On the topic of relevance, Google’s manual advises the raters to give websites one of the following grades, based on their own opinion; “Vital”, “Useful”, “Relevant”, “Slightly Relevant”, “Off-topic or Useless”, and “Unratable”. A spam rating, meanwhile, can consist of either “Not Spam”, “Maybe Spam”, “Spam”, “Porn” or “Malicious”.
By its very nature, asking home workers to rate websites based on the search terms used by a Googler is a subjective method. For example, at one point the manual tells the raters to consider the user’s intent behind an individual search query. It reads: “What was the user trying to accomplish when he typed this query?”
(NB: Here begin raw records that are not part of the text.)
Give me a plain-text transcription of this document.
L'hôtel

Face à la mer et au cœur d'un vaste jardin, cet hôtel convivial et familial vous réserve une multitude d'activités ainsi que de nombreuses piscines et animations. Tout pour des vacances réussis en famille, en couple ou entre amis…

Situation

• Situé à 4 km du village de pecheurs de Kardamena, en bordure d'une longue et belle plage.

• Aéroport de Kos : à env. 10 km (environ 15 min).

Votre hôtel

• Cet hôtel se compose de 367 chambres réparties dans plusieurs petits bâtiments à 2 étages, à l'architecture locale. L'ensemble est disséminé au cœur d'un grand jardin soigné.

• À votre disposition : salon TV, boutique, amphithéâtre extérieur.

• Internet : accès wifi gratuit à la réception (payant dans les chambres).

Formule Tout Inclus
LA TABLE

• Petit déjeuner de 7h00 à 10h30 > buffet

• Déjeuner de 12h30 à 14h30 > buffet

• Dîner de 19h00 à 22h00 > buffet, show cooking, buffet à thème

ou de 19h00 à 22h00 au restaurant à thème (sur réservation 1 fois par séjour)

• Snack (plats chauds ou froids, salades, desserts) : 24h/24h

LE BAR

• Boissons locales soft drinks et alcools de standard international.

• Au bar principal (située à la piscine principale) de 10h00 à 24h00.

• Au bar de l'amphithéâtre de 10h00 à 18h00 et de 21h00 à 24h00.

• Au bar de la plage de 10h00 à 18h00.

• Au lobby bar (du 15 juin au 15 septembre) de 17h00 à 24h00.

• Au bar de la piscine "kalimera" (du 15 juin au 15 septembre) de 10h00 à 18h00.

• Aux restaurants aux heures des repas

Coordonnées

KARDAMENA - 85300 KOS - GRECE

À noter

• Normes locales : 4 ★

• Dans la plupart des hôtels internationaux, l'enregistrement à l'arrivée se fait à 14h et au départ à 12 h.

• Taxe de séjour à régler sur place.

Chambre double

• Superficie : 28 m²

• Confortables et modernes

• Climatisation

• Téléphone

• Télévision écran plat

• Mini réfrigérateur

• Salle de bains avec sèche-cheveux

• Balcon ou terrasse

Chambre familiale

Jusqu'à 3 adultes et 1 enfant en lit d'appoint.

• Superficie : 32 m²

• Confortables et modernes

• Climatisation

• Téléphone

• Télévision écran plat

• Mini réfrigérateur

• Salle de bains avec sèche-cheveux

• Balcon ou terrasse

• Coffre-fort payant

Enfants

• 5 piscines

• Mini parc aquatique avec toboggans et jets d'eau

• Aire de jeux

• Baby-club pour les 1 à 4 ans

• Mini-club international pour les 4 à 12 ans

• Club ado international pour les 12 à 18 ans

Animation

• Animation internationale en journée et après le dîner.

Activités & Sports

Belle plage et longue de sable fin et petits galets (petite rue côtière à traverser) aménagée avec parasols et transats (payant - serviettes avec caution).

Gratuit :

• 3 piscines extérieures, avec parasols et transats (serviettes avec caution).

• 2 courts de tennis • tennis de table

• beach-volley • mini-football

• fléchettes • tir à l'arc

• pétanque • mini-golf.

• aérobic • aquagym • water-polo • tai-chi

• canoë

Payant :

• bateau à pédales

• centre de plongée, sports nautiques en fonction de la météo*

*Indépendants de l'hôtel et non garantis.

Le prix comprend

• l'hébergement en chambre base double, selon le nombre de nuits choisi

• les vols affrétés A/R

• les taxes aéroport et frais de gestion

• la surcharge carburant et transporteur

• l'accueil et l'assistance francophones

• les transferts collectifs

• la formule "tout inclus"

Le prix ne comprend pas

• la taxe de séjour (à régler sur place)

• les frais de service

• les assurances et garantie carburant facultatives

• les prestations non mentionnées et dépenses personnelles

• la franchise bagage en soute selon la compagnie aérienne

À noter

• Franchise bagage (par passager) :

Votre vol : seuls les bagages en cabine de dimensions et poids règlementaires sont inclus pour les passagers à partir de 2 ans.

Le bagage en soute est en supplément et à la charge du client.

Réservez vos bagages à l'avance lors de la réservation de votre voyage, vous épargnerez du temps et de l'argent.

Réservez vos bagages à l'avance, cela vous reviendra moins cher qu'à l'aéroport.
Google categorises search queries in three distinct ways: an “action intent” means that a user wants to accomplish a specific goal, while “do queries” and “go queries” are presumably more question or advice orientated.
Over the years, websites have tried to trick Google’s algorithms into placing them higher in its search results. It’s basically why Search Engine Optimisation (SEO) still exists and continues to be taught to this day. However, it’s encouraging to know that Google is trying to combat this by hiring real people, who are far less easily fooled, to find and remove some of the worst suspects.
How many of these raters are working at any one time is unclear. It’s also hard to know exactly how many websites they are able to check, rate and approve in any given day, month or year. With the number of websites constantly growing, it’s unlikely that this approach will ever be used to check the majority of Google’s search results – although anything is better than nothing, right?
Of course, on the other side of the fence it’s important for Google to be checking the raters too. If someone knows very little about a specific topic, say cross stitch sewing for argument’s sake, they might not realise from the information alone whether a webpage is entirely relevant.
From the outside, this whole initiative looks to be part of a much broader quality assurance strategy that is being implemented by Google. By checking even a handful of search queries with real employees, the results and data that it gets back will give them a much better idea of how their automated algorithm is coping on a daily basis.